VS: It’s really interesting working with him because he really conceptualizes stuff.

AF: And pushes us in such different ways

VS: And that’s so exciting, having a third mind completely changes things.

AF: The project we’re launching this month is quite scientific, it’s loosely based on Newton’s third law, which is that a reaction is always matched with an action, so we’re trying to visualize all these invisible actions. So far we’ve done four stages and it’s grown in size each time, I think the next stage is to take it outside, we’d love to do that.

VS: The next stage will really depend on the feedback from this exhibition, feedback is so important to us for developing ideas.

What’s in the pipeline for you in 2016?

AF: Well we’ve been talking to Matter about a possible collaboration and exhibition, it’s all very tentative at the moment but we’ve got further meetings coming up.

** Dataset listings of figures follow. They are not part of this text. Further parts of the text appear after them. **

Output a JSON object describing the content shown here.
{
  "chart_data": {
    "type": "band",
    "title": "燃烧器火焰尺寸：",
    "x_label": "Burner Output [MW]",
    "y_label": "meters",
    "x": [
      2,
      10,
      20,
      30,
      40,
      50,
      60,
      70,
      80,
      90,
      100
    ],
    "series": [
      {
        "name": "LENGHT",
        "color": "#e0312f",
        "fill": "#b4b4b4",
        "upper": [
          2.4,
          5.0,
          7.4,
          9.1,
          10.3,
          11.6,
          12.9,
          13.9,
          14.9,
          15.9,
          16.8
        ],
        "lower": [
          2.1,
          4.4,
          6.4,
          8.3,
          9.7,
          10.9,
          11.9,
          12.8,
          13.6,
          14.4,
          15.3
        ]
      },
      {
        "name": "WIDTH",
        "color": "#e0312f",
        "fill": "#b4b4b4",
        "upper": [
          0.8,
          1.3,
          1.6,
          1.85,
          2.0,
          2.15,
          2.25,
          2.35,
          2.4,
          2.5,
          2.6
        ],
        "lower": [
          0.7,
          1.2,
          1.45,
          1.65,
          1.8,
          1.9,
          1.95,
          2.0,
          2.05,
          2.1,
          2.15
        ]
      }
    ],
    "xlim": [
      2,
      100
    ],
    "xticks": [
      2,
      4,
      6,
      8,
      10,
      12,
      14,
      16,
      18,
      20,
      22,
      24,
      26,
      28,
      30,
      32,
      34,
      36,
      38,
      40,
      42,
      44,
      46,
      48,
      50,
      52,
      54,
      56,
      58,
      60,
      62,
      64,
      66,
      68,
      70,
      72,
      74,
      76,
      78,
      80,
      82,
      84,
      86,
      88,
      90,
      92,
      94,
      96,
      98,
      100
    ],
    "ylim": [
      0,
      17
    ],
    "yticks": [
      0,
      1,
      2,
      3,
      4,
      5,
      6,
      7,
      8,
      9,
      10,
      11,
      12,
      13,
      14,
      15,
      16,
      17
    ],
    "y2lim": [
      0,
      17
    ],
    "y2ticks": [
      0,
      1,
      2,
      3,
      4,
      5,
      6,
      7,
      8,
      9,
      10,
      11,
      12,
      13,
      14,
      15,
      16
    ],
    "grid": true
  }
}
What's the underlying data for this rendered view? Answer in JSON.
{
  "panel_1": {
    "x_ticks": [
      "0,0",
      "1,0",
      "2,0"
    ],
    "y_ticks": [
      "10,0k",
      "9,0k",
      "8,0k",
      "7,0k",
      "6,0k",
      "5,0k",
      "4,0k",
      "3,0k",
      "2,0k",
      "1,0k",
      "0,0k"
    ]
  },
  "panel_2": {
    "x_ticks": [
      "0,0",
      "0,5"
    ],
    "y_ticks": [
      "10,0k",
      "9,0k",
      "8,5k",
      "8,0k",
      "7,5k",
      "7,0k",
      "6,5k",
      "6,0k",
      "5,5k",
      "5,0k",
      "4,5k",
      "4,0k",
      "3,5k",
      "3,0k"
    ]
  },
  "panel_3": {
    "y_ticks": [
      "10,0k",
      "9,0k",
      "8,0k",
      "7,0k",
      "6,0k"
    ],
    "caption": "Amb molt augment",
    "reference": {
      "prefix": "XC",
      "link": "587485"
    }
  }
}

VS: And we’ve also been doing quite a lot of exploration into using microscopic imagery and polarizing lenses so it really distorts colours, so it’s all very sensory. We’ve only had one meeting so things are all very loose, but we’ll see what happens!


Could you tell us a bit about your creative process, what stages do you go through to creative a 'finished' image?

A concept or an area of exploration will always come first; this can often be quite personal or subjective so it then becomes a journey of how to communicate that idea visually. I find lots of references and look back at other experiments or work and find links or avenues that could be taken further. We spend lots of time in the studio trying ideas then take time to assess the outcome go back to improve and develop them further. I love the collaborative process as it brings together small snippets of ideas and makes them into something spectacular.

What was it about Anna and Victoria’s work that initially attracted your attention?

I’ve known Anna and Vics for years, we all started out at about the same time and have always collaborated on work, so we’ve grown together. We share a sense of adventure and experimentation, we don’t care if the project fails, and somehow it never does; we always come away with something really exciting and fresh.

What parallels – if any – do you draw between your working processes and style and that of Lightning and Kinglyface?

The conceptualising stage is so important to us, it’s easy to have wild ideas but actually producing something coherent is the tricky part. This doesn’t stop us going of on tangents, but a strong overarching theme or concept helps you make the right choices and edits when something brilliant and unexpected happens.

What are your favourite material and/or processes to work with?

I love all materials equally, the thing that draws me in is texture and finish, you can photograph the most overlooked or industrial material and turn it into something unexpected and beautiful, that for me is the magic.